I don t know what s wrong with a univariate polynomial

Suppose that in x=0 the land of the fight.

f'Laoqing(x)=2 x*ln2

f''(x)=2^x*(ln2)²

then fn(x)=2 x*(lnx) n

So 2 x = 1 + 2 x * xln2 + 2 x*(xln2) 2 2 + 2 x *(xln2) 3 6+......Pins +2 x*(xln2) n n!+…

No, Liang Lu belongs to the unary multiple-multiple, round smile is ().

Correct Answer: Rubber Belt: D

The operation of the unary polynomial is the sum of all the coefficients on the unary polynomial in the number field p, which is called the unary polynomial ring on the number field p, denoted as p[x], and p is called the coefficient field of p[x].

The condition requires m > 1

by f(x)|f(x m), if is the root of f(x), then is also the root of f(x m).

i.e. f( m) = 0, i.e. m is also the root of f(x).

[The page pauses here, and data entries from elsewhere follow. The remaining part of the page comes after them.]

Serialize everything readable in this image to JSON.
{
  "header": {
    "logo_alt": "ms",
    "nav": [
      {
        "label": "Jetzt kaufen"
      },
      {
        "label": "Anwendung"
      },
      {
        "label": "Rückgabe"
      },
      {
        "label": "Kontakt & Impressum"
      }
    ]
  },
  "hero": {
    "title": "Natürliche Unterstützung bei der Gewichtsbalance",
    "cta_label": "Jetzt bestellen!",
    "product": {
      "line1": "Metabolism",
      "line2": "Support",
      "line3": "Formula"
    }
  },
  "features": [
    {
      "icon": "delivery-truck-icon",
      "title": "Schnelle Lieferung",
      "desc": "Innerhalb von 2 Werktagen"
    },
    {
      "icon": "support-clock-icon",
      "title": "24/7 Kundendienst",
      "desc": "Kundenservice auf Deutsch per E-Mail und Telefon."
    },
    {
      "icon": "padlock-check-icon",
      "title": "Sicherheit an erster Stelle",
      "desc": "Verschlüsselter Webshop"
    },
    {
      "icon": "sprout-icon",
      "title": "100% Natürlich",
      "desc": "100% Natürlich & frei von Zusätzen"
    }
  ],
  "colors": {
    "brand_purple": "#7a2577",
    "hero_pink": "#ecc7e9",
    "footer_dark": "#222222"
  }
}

From this we get a sequence: m, m), which are all roots of f(x).

Since f(x) is not a zero polynomial, f(x) has only a finite number of roots.

Therefore, at least two of the above sequences are equal.

With p = q, p < q, then p· ( q-p)-1) =0.

If =0, the conclusion is valid. If ≠0, there is (q-p) =1, the conclusion is also true.

Belonging to the unary polynomial is () to shout.

a.Matrix abVector a

Correct Answer: C

Let a0, a1,..., an is a number in the number field f, n is a non-negative integer, then the expression anxn-1x2x1x+ a0(an≠0) is called a polynomial or unary polynomial of a literal x on the number field f. In polynomials, a0 is called the zero order polynomial or constant term, a1x is called the primary term, generally, aix is called the i order term, and ai is called the coefficient of the i term. Unary polynomials are ,... with the symbols f(x),g(x).to represent.

Solution: x 4-8x 3+27x 2-50x+50=0 Knowing a root x=1-2i, then its conjugate complex x=1+2i is another root.

x-1-2i)(x-1+2i)

x^2-x+2xi-x+1-2i-2xi+2i-4i^2x^2-2x+5=0

then the polynomial can be decomposed into .

x 2-2x+5)(x 2-6x+10)=0 from x 2-6x+10=0, two roots can be obtained, i.e.

x3=3+i

x4=3-i

In summary, all the roots of the polynomial are .

x1=1-2i

x2=1+2i

x3=3+i

x4=3-i

The condition requires m > 1

by f(x)|f(x m), if is the root of f(x), then is also the root of f(x m).

i.e. f( m) = 0, i.e. m is also the root of f(x).

From this we get a sequence: m, m), which are all roots of f(x).

Since f(x) is not a zero polynomial, f(x) has only a finite number of roots.

Therefore, at least two of the above sequences are equal.

With p = q, p < q, then p· ( q-p)-1) =0.

If =0, the conclusion is valid. If ≠0, there is (q-p) =1, the conclusion is also true. Certification.